ABRUZZESE, G.A.; CERRONE, G.E.; GAMEZ, J.M.; GRAFFIGNA, M.; BELLI, S.; LIOY, G.; MORMANDI, E.; OTERO, P.; LEVALLE, O.; MOTTA AB

HORMONE AND METABOLIC RESEARCH

GEORG THIEME VERLAG KG

Año: 2017

0018-5043

Polycystic ovary syndrome (PCOS) is an endocrine disorder. PCOS women are at high risk of developing insulin resistance (IR) and cardiovascular disorders since young age. We aimed to study the reliability of lipid accumulation product (LAP) and visceral adiposity index (VAI) as markers of metabolic disturbances (MD) associated with IR in young reproductive aged PCOS patients. We also evaluated the association between LAP and VAI and the presence of hyperandrogenism. In a cross-sectional study, 110 PCOS patients and 88 control women (18-35 years old) were recruited.
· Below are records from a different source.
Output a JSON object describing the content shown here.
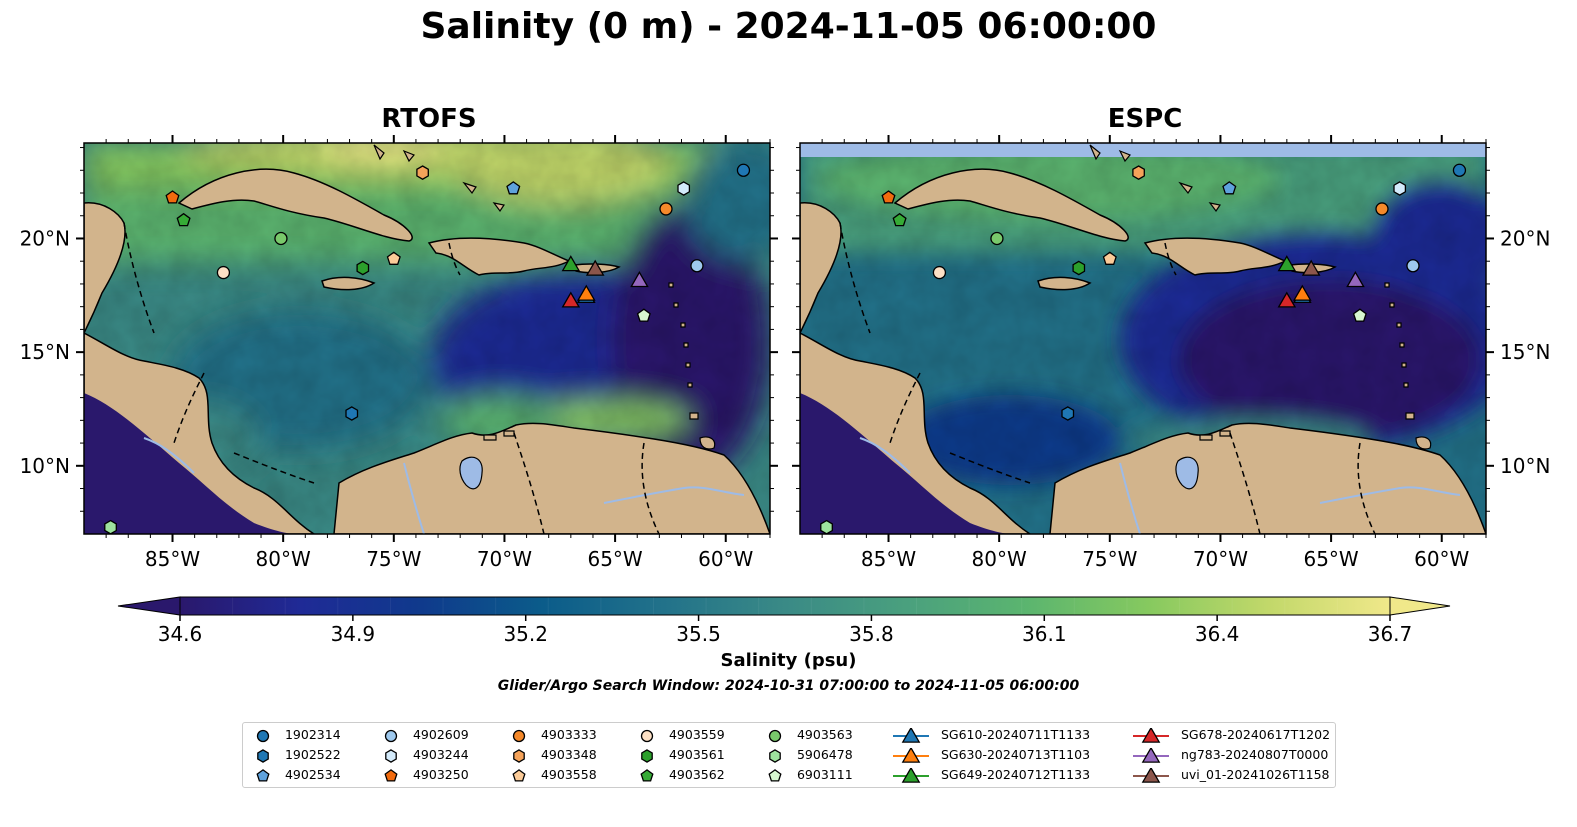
{
  "title": "Salinity (0 m) - 2024-11-05 06:00:00",
  "colorbar": {
    "label": "Salinity (psu)",
    "ticks": [
      "34.6",
      "34.9",
      "35.2",
      "35.5",
      "35.8",
      "36.1",
      "36.4",
      "36.7"
    ],
    "min": 34.6,
    "max": 36.7,
    "extend": "both",
    "colormap": "haline",
    "stops": [
      "#2a186c",
      "#1f2a96",
      "#0f3a8c",
      "#0b5c8a",
      "#22728a",
      "#3a8a86",
      "#4aa07e",
      "#5bb56f",
      "#86c95f",
      "#c2d86a",
      "#f0e88a"
    ]
  },
  "search_window": "Glider/Argo Search Window: 2024-10-31 07:00:00 to 2024-11-05 06:00:00",
  "chart_data": [
    {
      "type": "map",
      "title": "RTOFS",
      "xlim": [
        -89,
        -58
      ],
      "ylim": [
        7,
        24.2
      ],
      "x_ticks": [
        "85°W",
        "80°W",
        "75°W",
        "70°W",
        "65°W",
        "60°W"
      ],
      "y_ticks": [
        "20°N",
        "15°N",
        "10°N"
      ],
      "y_ticks_side": "left"
    },
    {
      "type": "map",
      "title": "ESPC",
      "xlim": [
        -89,
        -58
      ],
      "ylim": [
        7,
        24.2
      ],
      "x_ticks": [
        "85°W",
        "80°W",
        "75°W",
        "70°W",
        "65°W",
        "60°W"
      ],
      "y_ticks": [
        "20°N",
        "15°N",
        "10°N"
      ],
      "y_ticks_side": "right"
    }
  ],
  "platforms": [
    {
      "id": "1902314",
      "kind": "argo",
      "marker": "circle",
      "color": "#1f77b4",
      "lon": -59.2,
      "lat": 23.0
    },
    {
      "id": "1902522",
      "kind": "argo",
      "marker": "hexagon",
      "color": "#1f77b4",
      "lon": -76.9,
      "lat": 12.3
    },
    {
      "id": "4902534",
      "kind": "argo",
      "marker": "pentagon",
      "color": "#5fa2dd",
      "lon": -69.6,
      "lat": 22.2
    },
    {
      "id": "4902609",
      "kind": "argo",
      "marker": "circle",
      "color": "#9ec9ee",
      "lon": -61.3,
      "lat": 18.8
    },
    {
      "id": "4903244",
      "kind": "argo",
      "marker": "hexagon",
      "color": "#d4ebfb",
      "lon": -61.9,
      "lat": 22.2
    },
    {
      "id": "4903250",
      "kind": "argo",
      "marker": "pentagon",
      "color": "#f26b0e",
      "lon": -85.0,
      "lat": 21.8
    },
    {
      "id": "4903333",
      "kind": "argo",
      "marker": "circle",
      "color": "#f5892a",
      "lon": -62.7,
      "lat": 21.3
    },
    {
      "id": "4903348",
      "kind": "argo",
      "marker": "hexagon",
      "color": "#f5a35a",
      "lon": -73.7,
      "lat": 22.9
    },
    {
      "id": "4903558",
      "kind": "argo",
      "marker": "pentagon",
      "color": "#fbcb98",
      "lon": -75.0,
      "lat": 19.1
    },
    {
      "id": "4903559",
      "kind": "argo",
      "marker": "circle",
      "color": "#fde0c5",
      "lon": -82.7,
      "lat": 18.5
    },
    {
      "id": "4903561",
      "kind": "argo",
      "marker": "hexagon",
      "color": "#2ca02c",
      "lon": -76.4,
      "lat": 18.7
    },
    {
      "id": "4903562",
      "kind": "argo",
      "marker": "pentagon",
      "color": "#36ab36",
      "lon": -84.5,
      "lat": 20.8
    },
    {
      "id": "4903563",
      "kind": "argo",
      "marker": "circle",
      "color": "#79c96b",
      "lon": -80.1,
      "lat": 20.0
    },
    {
      "id": "5906478",
      "kind": "argo",
      "marker": "hexagon",
      "color": "#9ee39e",
      "lon": -87.8,
      "lat": 7.3
    },
    {
      "id": "6903111",
      "kind": "argo",
      "marker": "pentagon",
      "color": "#d7f7d0",
      "lon": -63.7,
      "lat": 16.6
    },
    {
      "id": "SG610-20240711T1133",
      "kind": "glider",
      "marker": "triangle",
      "color": "#1f77b4",
      "lon": -66.3,
      "lat": 17.5
    },
    {
      "id": "SG630-20240713T1103",
      "kind": "glider",
      "marker": "triangle",
      "color": "#ff7f0e",
      "lon": -66.3,
      "lat": 17.6
    },
    {
      "id": "SG649-20240712T1133",
      "kind": "glider",
      "marker": "triangle",
      "color": "#2ca02c",
      "lon": -67.0,
      "lat": 18.9
    },
    {
      "id": "SG678-20240617T1202",
      "kind": "glider",
      "marker": "triangle",
      "color": "#d62728",
      "lon": -67.0,
      "lat": 17.3
    },
    {
      "id": "ng783-20240807T0000",
      "kind": "glider",
      "marker": "triangle",
      "color": "#9467bd",
      "lon": -63.9,
      "lat": 18.2
    },
    {
      "id": "uvi_01-20241026T1158",
      "kind": "glider",
      "marker": "triangle",
      "color": "#8c564b",
      "lon": -65.9,
      "lat": 18.7
    }
  ]
}
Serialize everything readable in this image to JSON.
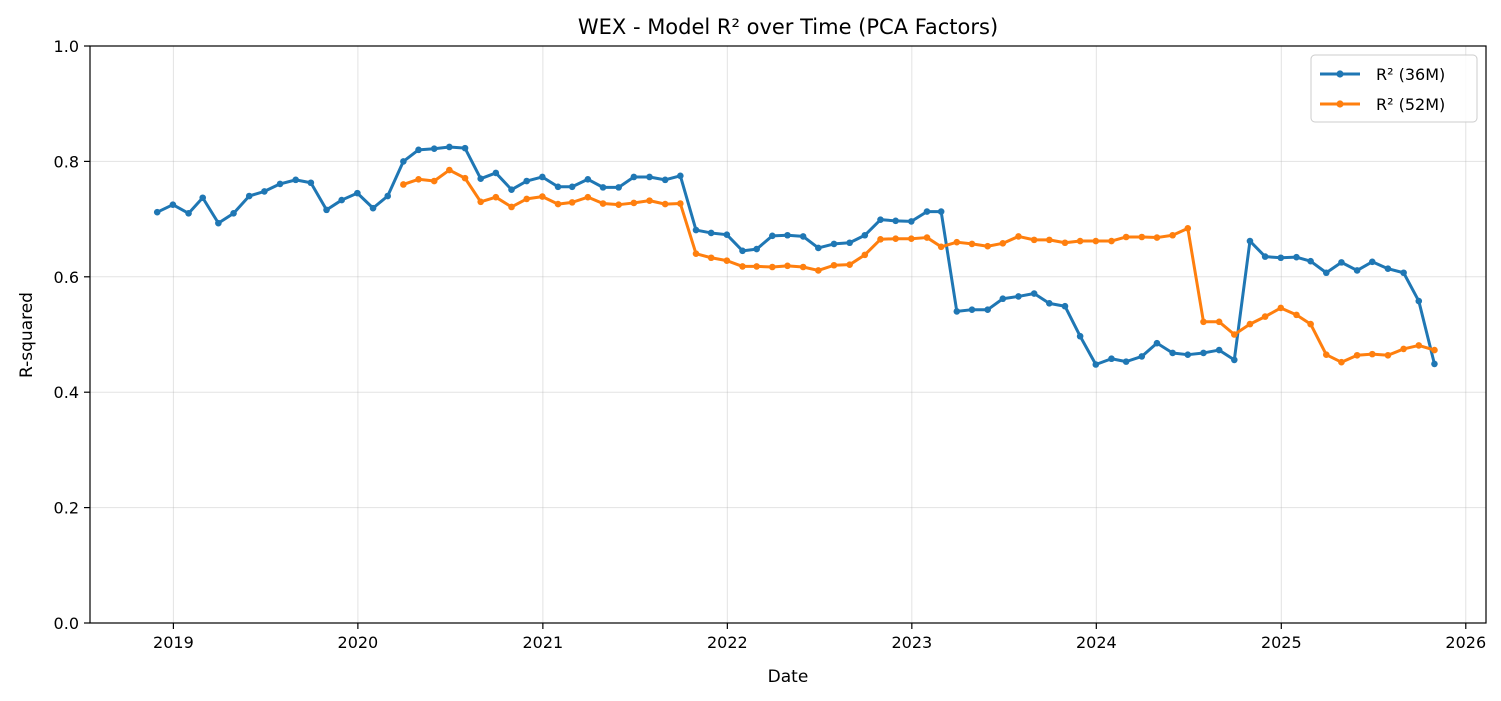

PCOS patients were divided into 2 groups, as hyperandrogenic and non-hyperandrogenic considering the signs of hyperandrogenism (clinical or biochemical). Anthropometric measurements were taken and blood samples collected. Metabolic and anthropometric characteristics and their association with IR and associated MD were evaluated and LAP and VAI were calculated. LAP and VAI were compared with TC/HDL-c and TG/HDL-c to define the best markers of MD in this population. Independently of the phenotype, young PCOS patients showed high IR and dyslipidemia. Both LAP and VAI showed to be more effective markers to assess MD and IR in these young women than TG/HDL-c or TC/HDL-c [cut-off values: LAP: 18.24 (sensitivity: 81.43% specificity: 73.49%), positive predictive value (PPV): 75.0%, negative predictive value (NPV): 77.27%, VAI: 2.19 (sensitivity: 81.16% specificity: 72.15% PPV: 74.65% NPV: 72.22%)]. LAP and VAI are representative markers to assess MD associated with IR in young PCOS patients. All PCOS patients, independently of their androgenic condition, showed high metabolic risk.